Ein ganzheitlicher Ansatz zur psychischen Gesundheit geht davon aus, dass formelle und informelle Beziehungen für die Heilung von zentraler Bedeutung sind und im Mittelpunkt aller Dienstleistungen stehen müssen. Heute herrscht Konsens darüber, dass die Menschen noch nie einsamer oder voneinander getrennter waren. Ein reformierter Ansatz geht davon aus, dass psychische Gesundheitsprobleme oft Symptome umfassenderer sozialer Probleme sind. Was kann praktisch getan werden? „Wir müssen anfangen, diese Probleme auf sozial informierte Weise anzugehen“, sagt er. Investitionen in finanzielle, soziale und materielle Unterstützung für Familien, Schulen und Gemeinden würden die Not und damit die Notwendigkeit von Überweisungen verringern.

Soziale Verschreibungen können nachweislich helfen. Eine Auswertung eines Dienstes für soziale Verschreibungen in Shropshire ergab, dass die Zahl der Hausarztbesuche bei Personen, die nach drei Monaten soziale Verschreibungen in Anspruch genommen hatten, um 40 Prozent zurückging. Eine Studie der Universität Sheffield ergab einen sozialen Ertrag von 3,42 Pfund für jedes investierte Pfund.

„Wir brauchen sozialpolitische Maßnahmen, wenn wir die Not der Bevölkerung bekämpfen wollen“, sagt Davies. „Wir müssen emotionale Probleme ganz anders betrachten als in den letzten 40 Jahren – sie sind keine Indikatoren dafür, dass mit Ihnen etwas nicht stimmt, sondern ein Signal dafür, dass Ihnen etwas passiert – sei es am Arbeitsplatz, in der Familie, in der Gemeinschaft oder zu Hause.

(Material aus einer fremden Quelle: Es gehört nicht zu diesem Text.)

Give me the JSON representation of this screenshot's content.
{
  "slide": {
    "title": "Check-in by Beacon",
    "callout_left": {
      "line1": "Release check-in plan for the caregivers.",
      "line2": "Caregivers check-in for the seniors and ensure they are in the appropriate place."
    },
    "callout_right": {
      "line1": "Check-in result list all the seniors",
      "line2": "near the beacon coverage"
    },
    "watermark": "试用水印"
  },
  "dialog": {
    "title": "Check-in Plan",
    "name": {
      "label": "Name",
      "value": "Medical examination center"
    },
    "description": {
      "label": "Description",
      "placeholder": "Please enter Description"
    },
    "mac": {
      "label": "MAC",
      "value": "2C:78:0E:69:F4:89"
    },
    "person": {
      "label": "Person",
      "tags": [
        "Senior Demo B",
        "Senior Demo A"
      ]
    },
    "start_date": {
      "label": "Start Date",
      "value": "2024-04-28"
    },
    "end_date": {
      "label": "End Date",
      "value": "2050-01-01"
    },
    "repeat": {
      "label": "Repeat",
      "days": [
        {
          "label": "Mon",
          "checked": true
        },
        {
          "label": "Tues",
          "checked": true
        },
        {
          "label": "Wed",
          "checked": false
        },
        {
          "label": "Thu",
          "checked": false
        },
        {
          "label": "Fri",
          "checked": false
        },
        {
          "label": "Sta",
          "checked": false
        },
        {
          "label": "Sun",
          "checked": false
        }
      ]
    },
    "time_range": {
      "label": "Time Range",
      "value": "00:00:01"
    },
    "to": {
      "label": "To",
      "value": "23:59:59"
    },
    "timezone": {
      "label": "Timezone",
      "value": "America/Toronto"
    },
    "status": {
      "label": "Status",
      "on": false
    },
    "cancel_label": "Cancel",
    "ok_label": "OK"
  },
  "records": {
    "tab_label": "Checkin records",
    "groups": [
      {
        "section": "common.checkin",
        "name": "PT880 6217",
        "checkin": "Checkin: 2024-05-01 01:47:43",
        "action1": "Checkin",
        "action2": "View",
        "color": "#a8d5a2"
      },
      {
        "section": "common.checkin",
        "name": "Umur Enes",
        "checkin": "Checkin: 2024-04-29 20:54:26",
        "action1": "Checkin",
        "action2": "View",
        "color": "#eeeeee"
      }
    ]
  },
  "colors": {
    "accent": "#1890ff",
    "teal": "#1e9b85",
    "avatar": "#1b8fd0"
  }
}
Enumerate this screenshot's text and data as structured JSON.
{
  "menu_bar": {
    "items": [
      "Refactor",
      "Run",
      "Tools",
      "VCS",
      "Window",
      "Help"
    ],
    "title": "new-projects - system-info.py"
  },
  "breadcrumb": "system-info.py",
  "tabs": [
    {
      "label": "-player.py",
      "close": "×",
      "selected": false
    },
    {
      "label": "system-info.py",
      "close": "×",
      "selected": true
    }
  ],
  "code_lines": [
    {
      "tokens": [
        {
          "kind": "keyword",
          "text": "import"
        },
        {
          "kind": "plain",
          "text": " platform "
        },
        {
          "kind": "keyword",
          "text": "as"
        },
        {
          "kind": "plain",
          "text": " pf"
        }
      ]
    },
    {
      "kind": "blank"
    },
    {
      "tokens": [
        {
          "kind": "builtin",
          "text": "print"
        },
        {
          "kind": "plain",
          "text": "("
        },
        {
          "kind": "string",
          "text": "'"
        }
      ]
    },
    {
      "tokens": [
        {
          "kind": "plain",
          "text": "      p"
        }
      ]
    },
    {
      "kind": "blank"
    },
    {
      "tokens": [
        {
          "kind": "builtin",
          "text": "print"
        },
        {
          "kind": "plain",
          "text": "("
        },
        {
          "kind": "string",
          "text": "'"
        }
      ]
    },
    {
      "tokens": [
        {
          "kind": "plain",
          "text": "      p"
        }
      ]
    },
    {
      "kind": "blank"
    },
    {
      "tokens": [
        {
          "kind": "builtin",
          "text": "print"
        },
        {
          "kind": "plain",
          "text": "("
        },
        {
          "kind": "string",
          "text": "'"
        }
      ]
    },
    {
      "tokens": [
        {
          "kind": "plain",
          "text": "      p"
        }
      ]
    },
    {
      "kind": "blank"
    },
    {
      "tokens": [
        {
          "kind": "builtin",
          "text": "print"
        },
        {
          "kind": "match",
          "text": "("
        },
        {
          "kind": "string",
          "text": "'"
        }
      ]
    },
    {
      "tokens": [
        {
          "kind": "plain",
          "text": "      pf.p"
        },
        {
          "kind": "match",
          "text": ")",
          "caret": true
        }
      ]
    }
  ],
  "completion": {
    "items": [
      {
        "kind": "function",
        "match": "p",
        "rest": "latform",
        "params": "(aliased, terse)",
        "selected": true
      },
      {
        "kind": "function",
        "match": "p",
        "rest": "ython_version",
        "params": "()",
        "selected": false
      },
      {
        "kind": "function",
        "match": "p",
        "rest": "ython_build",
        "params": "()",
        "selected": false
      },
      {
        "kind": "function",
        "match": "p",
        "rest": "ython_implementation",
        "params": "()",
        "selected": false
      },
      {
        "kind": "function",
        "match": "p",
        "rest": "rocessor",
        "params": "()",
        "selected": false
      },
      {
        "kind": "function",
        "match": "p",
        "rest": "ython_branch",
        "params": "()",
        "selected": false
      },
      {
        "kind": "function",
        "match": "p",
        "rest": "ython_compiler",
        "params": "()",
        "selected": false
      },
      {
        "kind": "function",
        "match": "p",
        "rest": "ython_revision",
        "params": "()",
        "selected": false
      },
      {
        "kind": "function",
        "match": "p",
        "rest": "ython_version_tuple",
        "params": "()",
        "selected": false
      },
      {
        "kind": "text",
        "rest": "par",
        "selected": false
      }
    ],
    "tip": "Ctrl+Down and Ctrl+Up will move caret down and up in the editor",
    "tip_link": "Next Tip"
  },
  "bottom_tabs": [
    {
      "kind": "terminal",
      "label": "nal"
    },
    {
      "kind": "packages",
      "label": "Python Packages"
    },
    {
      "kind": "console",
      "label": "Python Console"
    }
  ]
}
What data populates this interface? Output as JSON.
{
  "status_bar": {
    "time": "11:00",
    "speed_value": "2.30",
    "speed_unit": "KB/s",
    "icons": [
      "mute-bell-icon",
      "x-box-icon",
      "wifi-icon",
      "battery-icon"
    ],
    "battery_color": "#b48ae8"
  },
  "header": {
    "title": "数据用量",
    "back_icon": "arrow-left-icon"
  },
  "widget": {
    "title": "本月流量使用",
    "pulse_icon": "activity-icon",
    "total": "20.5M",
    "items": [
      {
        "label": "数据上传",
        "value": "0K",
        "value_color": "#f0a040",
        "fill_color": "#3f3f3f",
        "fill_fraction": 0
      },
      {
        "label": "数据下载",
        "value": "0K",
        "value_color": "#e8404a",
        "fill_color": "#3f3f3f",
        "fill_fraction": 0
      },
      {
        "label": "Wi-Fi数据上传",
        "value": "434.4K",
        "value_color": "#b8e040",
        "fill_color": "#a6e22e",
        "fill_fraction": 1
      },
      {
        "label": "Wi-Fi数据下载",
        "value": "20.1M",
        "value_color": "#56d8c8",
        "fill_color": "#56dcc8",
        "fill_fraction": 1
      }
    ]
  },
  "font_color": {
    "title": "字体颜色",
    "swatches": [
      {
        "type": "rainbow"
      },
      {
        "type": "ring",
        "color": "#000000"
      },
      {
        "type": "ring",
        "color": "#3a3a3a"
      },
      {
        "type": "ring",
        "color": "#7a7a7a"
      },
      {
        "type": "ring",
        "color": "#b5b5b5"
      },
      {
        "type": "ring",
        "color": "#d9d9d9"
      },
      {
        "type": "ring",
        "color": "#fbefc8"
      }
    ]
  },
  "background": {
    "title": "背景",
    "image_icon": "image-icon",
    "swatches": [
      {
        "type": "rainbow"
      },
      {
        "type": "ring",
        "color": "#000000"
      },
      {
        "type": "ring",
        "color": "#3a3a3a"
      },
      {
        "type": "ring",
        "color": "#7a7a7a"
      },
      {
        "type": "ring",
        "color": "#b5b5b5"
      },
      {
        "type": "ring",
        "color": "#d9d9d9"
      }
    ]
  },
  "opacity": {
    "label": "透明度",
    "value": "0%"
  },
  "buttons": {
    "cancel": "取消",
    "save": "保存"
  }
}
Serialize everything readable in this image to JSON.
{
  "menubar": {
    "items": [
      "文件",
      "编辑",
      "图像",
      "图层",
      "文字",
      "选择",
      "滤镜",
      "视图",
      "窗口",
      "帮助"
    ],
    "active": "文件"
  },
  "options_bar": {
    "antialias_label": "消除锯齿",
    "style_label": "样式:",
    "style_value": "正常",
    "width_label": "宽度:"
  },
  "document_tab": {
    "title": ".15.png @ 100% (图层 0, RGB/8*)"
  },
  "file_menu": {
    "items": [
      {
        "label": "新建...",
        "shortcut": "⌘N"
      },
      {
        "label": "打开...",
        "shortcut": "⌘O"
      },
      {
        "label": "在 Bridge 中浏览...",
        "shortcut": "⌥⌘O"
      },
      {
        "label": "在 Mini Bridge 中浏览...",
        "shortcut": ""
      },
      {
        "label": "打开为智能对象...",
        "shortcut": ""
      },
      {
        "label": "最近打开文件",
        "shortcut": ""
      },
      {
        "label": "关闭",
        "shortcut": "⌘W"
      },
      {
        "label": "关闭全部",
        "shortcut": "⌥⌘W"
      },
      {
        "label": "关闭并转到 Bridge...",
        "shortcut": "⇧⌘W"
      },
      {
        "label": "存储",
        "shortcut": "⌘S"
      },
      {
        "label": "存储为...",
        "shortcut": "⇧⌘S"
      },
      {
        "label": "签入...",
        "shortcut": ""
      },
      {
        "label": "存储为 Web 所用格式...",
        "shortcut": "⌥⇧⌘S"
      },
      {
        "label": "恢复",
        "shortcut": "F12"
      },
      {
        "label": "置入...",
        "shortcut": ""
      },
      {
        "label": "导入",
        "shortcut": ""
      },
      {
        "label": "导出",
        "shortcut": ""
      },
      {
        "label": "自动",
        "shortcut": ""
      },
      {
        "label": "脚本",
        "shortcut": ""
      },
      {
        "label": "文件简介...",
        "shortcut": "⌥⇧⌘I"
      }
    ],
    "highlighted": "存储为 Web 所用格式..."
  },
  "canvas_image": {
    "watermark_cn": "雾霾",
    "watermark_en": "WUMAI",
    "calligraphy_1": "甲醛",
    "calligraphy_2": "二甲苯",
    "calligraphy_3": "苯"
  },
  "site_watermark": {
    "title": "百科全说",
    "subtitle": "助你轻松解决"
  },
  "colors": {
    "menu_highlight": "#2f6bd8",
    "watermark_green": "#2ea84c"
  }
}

Es können wirtschaftliche Probleme, soziale Ungerechtigkeit oder Diskriminierung sein. Als System haben wir uns nicht so sehr darauf konzentriert.“


Und es stimmt, dass zumindest bei mir – zum Glück kein Opfer von Armut – eine Veränderung der Lebensumstände zu meiner vorübergehenden Depression führte – ein Phänomen, das als „reaktive Depression“ bekannt ist. Dieser Begriff ist hilfreich, weil er verhindert, dass Menschen suggeriert wird, sie hätten eine langfristige Krankheit, oder ihnen die Identität einer „depressiven Person“ zugeschrieben wird. Die meisten Menschen mit depressiven Symptomen erholen sich innerhalb weniger Monate ohne Medikamente – das sollte man im Hinterkopf behalten.

Tatsächlich können diese Pillen wirken und sollten nicht abgeraten werden, wenn sie geeignet sind – aber ihre Wirksamkeit wurde teilweise aufgrund des starken historischen Einflusses der Pharmakonzerne übertrieben dargestellt. Wenn heute jeder vierte Erwachsene Psychopharmaka einnimmt, ist es sicherlich sinnvoll, die Vernunft der Gesellschaft, die ihn umgibt, in Frage zu stellen.